Привратник едва склонил голову в знак согласия и повел Сковороду к лестнице, ведущей на bel etage [58] . Там Григорий увидел длинную анфиладу залитых солнечным светом проходных комнат, окрашенных в белые и голубые тона. Уходящая в перспективу цепочка распахнутых дверей блистала свежей эмалью и позолотой. Мебели в комнатах не было, а в мраморных каминах Григорий не заметил следов копоти. Дом был свежим, стены еще не просохли, и дух влажной извести царил в его просторных помещениях. В одной из комнат, где на пол бросили простой солдатский сенник, привратник остановился.
58
Бельэтаж – второй снизу этаж здания (франц.).
– Жить будете здесь, – сказал он.
– Ему позволено топить камин? – спросил Цельбе.
– Нет, еще не доделаны дымоходы, – качнул головой старик. – Сейчас уже тепло, не замерзнет.
– Я не замерзну, я привык к холоду, – подтвердил Григорий.
– Воду и еду тебе принесут, – пообещал ему кавалер.
– А здесь есть книги?
– Насколько мне известно, библиотеку еще не перевезли. Какие именно книги тебе принести?
– Я дерзаю изучать эмблематические книги. Особенно те, где имеются толкования эмблем египетских и халдейских. Но ведь такие толковники… Они, наверное, весьма ценные…

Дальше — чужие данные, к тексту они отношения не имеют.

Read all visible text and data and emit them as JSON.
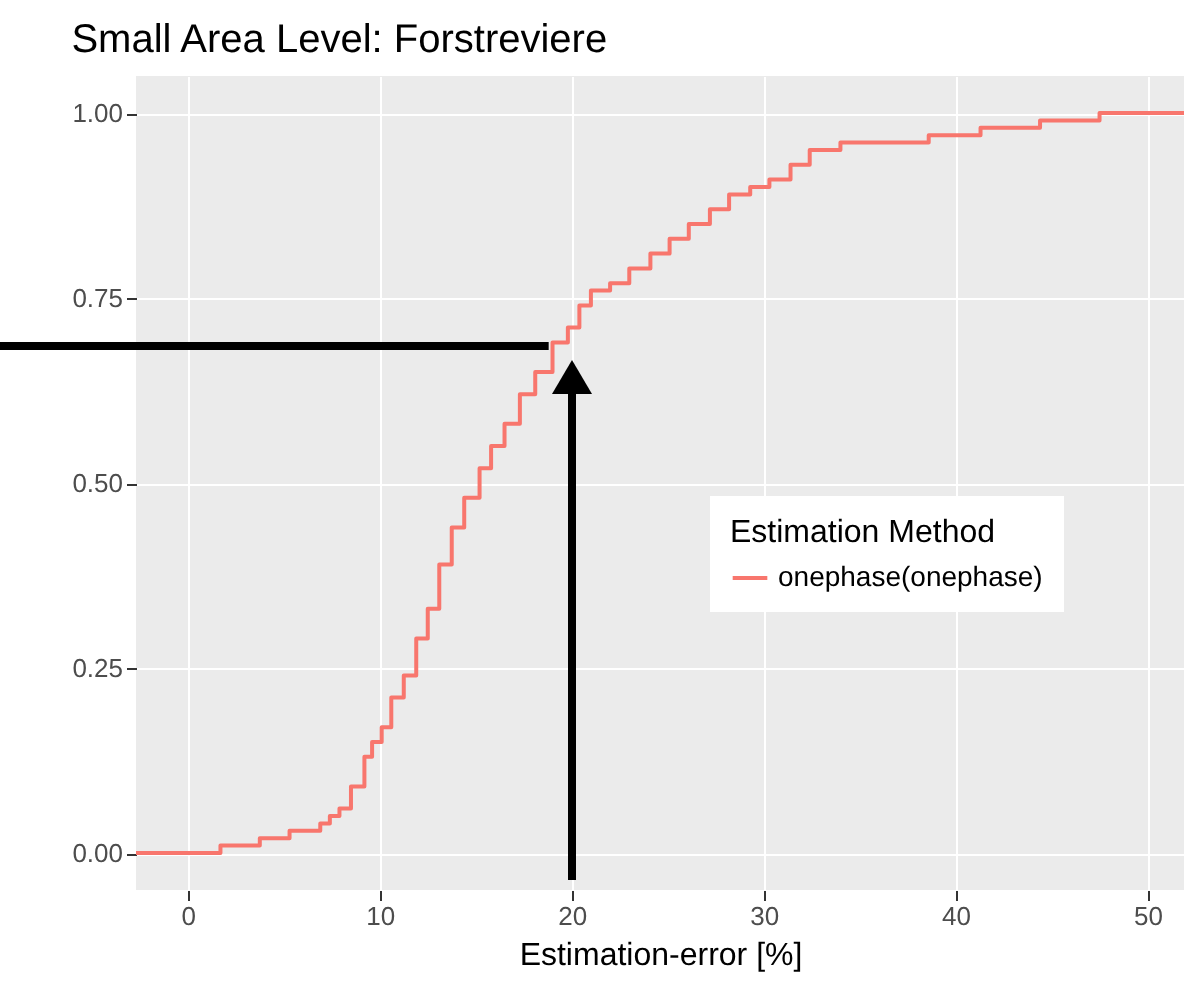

– Попробую разыскать для тебя альбомы с египетскими эмблемами, – пообещал Цельбе и направился к выходу.
– Не покидайте этого помещения, – приказал Григорию привратник, двинувшись следом за кавалером. – Ночной горшок стоит под сенником.
Оставшись в одиночестве, Сковорода впал в меланхолию.
«Сие несправедливо, – мысленно сетовал он. – Вот я в славном граде Триесте. В граде портовом и многолюдном, исполненном диковинок и реликвий. За окном вольная жизнь, теплое море, а мне приказали безвылазно сидеть в пустой холодной комнате».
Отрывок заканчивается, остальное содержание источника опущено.